Repository files navigation

AutoOptimize

AI agent teams race to approximate a mystery function, each using a different embedding model to search 1,468 ArXiv papers for numerical methods techniques.

Built with Mastra, the Vercel AI SDK, and Next.js.


What It Does

Three teams of AI agents compete to approximate an unknown function f(x) on [-5, 5]. Each team gets 64 sample points and must build the best approximation — scored on accuracy x speed.

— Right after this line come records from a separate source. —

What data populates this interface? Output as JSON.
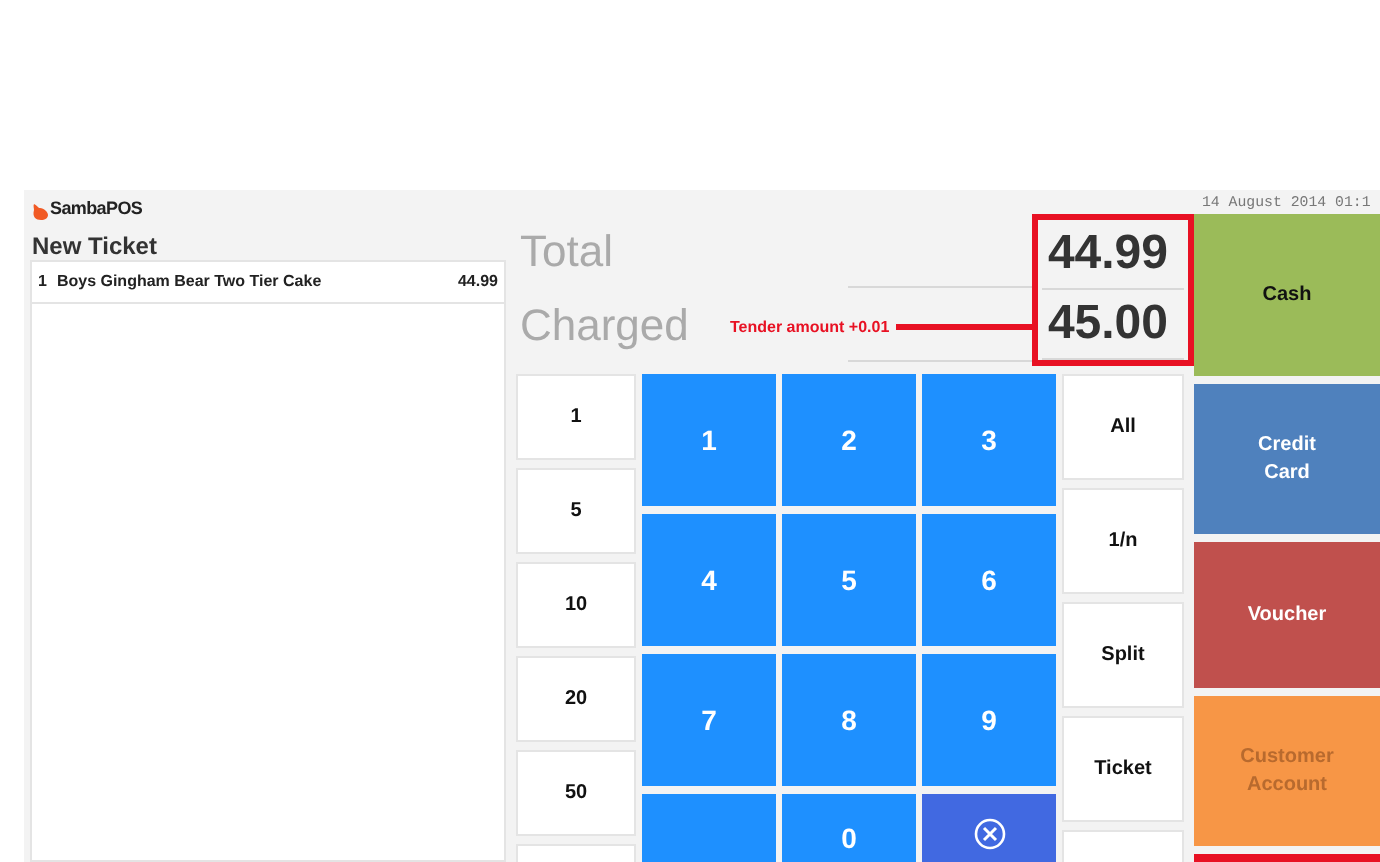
{
  "app": {
    "logo": "SambaPOS",
    "date": "14 August 2014 01:1"
  },
  "ticket": {
    "title": "New Ticket",
    "items": [
      {
        "quantity": "1",
        "name": "Boys Gingham Bear Two Tier Cake",
        "price": "44.99"
      }
    ]
  },
  "totals": [
    {
      "label": "Total",
      "value": "44.99"
    },
    {
      "label": "Charged",
      "value": "45.00",
      "annotation": "Tender amount +0.01"
    }
  ],
  "quick_amounts": [
    "1",
    "5",
    "10",
    "20",
    "50"
  ],
  "keys": [
    {
      "kind": "digit",
      "label": "1"
    },
    {
      "kind": "digit",
      "label": "2"
    },
    {
      "kind": "digit",
      "label": "3"
    },
    {
      "kind": "digit",
      "label": "4"
    },
    {
      "kind": "digit",
      "label": "5"
    },
    {
      "kind": "digit",
      "label": "6"
    },
    {
      "kind": "digit",
      "label": "7"
    },
    {
      "kind": "digit",
      "label": "8"
    },
    {
      "kind": "digit",
      "label": "9"
    },
    {
      "kind": "blank"
    },
    {
      "kind": "digit",
      "label": "0"
    },
    {
      "kind": "clear"
    }
  ],
  "actions": [
    "All",
    "1/n",
    "Split",
    "Ticket"
  ],
  "payments": [
    {
      "label": "Cash",
      "color": "#9bbb59",
      "disabled": false
    },
    {
      "label": "Credit Card",
      "color": "#4f81bd",
      "disabled": false
    },
    {
      "label": "Voucher",
      "color": "#c0504d",
      "disabled": false
    },
    {
      "label": "Customer Account",
      "color": "#f79646",
      "disabled": true
    },
    {
      "color": "#e81123"
    }
  ]
}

The teams search the same corpus of 1,468 numerical methods papers, but each uses a different embedding model for retrieval:

Team Embedding Model Max Iterations Agents
ZeroEntropy zembed-1 (2560-dim) 64 3
OpenAI text-embedding-3-small (1536-dim) 64 3
Cohere embed-english-v3.0 (1024-dim) 64 3

Same corpus, same LLM, same iteration budget, same scoring — the only variable is which embedding model powers the search.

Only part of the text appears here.